Funeral speeches or often referred to as the eulogy and addresses the attendees of a funeral or memorial service. Many people worry about delivering funeral speeches because it may be one of the few times, they are addressing a large group of people during an emotional time of loss.
People worry that they will break down, be unable to finish the speech, or forget what they are about to say. The most important thing to remember about a funeral speech is that it is a gift. A gift for you to be able to speak about a family member or friend to those who also loved and respected him. It is also a gift of memories for everyone to share.
Remember that it is not a performance and you will not be judged by anyone so its important to be genuine and thoughtful. Be yourself. Funeral speeches should be kept about five minutes in length. That should be sufficient time for an opening remark, a few stories, and a closing statement.
If you are writing a funeral speech, plan on about typing four pages of double spaced text or about one thousand words. As for the content of the funeral speech, the most simple presentations are the best ones. Think about things that were characteristic of the deceased.
Ideally, you want to share stories that best characterizes all sides of the deceased. For example, his attributes as a husband and father, how he practiced kindness, how he helped others and his contributions to the community. Don’t shy away from telling stories that may show his eccentric side but present it in a kind and affectionate way.
Make sure that the center or highlight of your speech is the deceased and not you. Avoid stories that show how important you were in his life. Don’t avoid using his name in fear of hurting his family. It is much more natural if you say something like “the night before John died”, rather than avoid his name altogether. It’s okay to include that in your speech, after all everyone already knows he has died.
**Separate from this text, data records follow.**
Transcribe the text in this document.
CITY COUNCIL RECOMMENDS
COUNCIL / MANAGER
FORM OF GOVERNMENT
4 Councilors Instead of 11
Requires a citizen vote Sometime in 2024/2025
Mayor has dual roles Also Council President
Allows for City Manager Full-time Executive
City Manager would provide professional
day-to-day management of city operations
When delivering the funeral speech, do so with dignity and speak slowly and clearly. Do not rush through your speech. Use short simple sentences and enunciate each word clearly. You also want to stand facing the audience and look at them directly. If your reading your speech, look up at the audience after a few sentences.
What do you do if you break down? People will forgive you and they will understand that like others, you are feeling a sense of loss. The family may also be comforted to know that you share in their grief. Just take a moment, compose yourself and go on. If you cannot, simply step down and let the next person begin.
Remember that funeral speeches are a gift, a gift of knowledge and perception of the person they loved.